As e-commerce surged during the pandemic and normalized as the pandemic dissipated, Macy’s kept a close eye on the nation’s shopper traffic, where people were shopping. “We got serious about looking at the nation’s traffic, and we just got more serious about an off-mall strategy. We got that courage and that conviction through the pandemic.”
In addition to putting the company on an improved financial footing and navigating it through COVID-19, Gennette cited bringing DEI more to the forefront of the Macy’s Inc. agenda as a major accomplishment. Macy’s Inc.’s new $5 billion Mission Every One program through 2025 to support products, programs and individuals working toward sustainability and equality “is a great example of something that I’m very proud to have been a part of with my team,” Gennette said.
He also said the company has a campaign encouraging people “to bring your authentic self to work. He said that being gay and open about it was never an impediment to working and advancing at Macy’s. The culture was right. Gennette remains one of the few openly gay CEOs of a major public company.

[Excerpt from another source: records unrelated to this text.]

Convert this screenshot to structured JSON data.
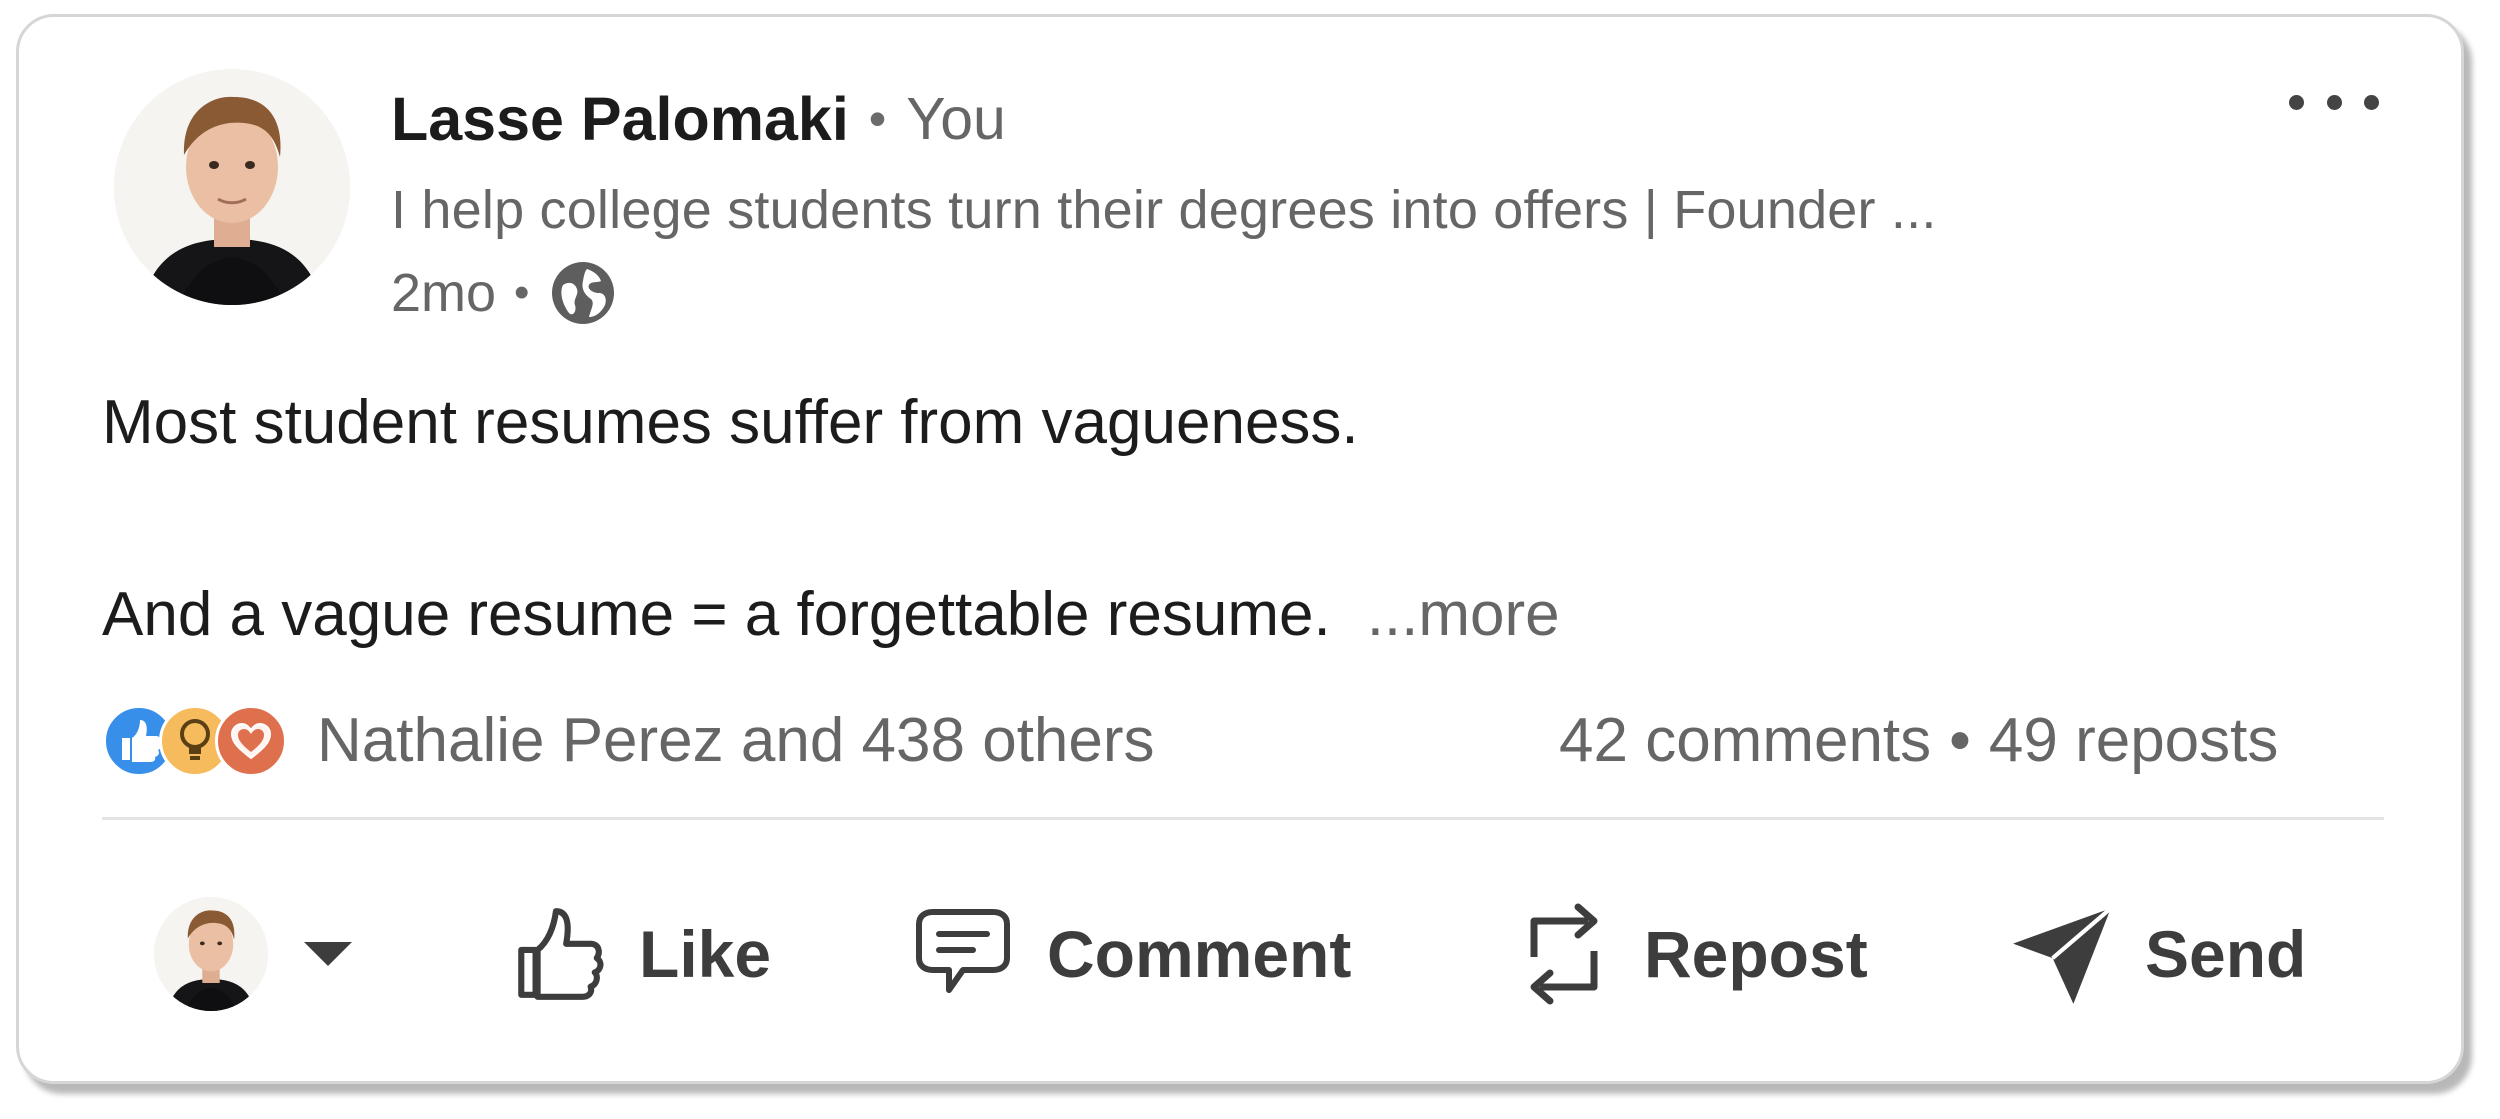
{
  "post": {
    "author": {
      "name": "Lasse Palomaki",
      "relation": "You",
      "headline": "I help college students turn their degrees into offers | Founder ...",
      "age": "2mo",
      "visibility_icon": "globe-icon"
    },
    "menu_icon": "more-horizontal-icon",
    "body": {
      "line1": "Most student resumes suffer from vagueness.",
      "line2": "And a vague resume = a forgettable resume.",
      "see_more": "...more"
    },
    "social": {
      "reaction_icons": [
        "like-reaction-icon",
        "insightful-reaction-icon",
        "love-reaction-icon"
      ],
      "likers": "Nathalie Perez and 438 others",
      "comments": "42 comments",
      "separator": "•",
      "reposts": "49 reposts"
    },
    "actions": {
      "actor_avatar": "avatar",
      "like": "Like",
      "comment": "Comment",
      "repost": "Repost",
      "send": "Send"
    }
  },
  "colors": {
    "text_primary": "#1c1c1c",
    "text_secondary": "#666666",
    "action_text": "#3d3d3d",
    "like_blue": "#378fe9",
    "insight_yellow": "#f5bb5c",
    "love_red": "#df704d"
  }
}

“Retail is a blend of art and science and the perspective that you have. It’s a hard business. Retail is detail. You have got to have great operators that really understand your culture and really understand your customer. But that also has to be imbued by new talent that comes in bringing new imagination for the consumers. And so we’ve done a pretty good job, before my tenure and through my tenure, of getting that great mash up between internal and external talent.”
Addressing the dearth of talent besetting the retail industry, he said, “Retail does not get the respect it deserves,” suggesting that many people choose any professions because they don’t comprehend “the myriad decisions that go behind a single product and the science involved with that and the technology and the human resources and finance and all the disciplines that go into that.”
Retailing as a career “is not enough of a conversation at kitchen tables in America. You’ve got to start at the high school level, at high school seniors that are thinking about going into a discipline. You’ve got to start at vocational community colleges. You can’t just look at the universities or the senior level of college when they’re thinking about going into a career. We have a bigger responsibility.”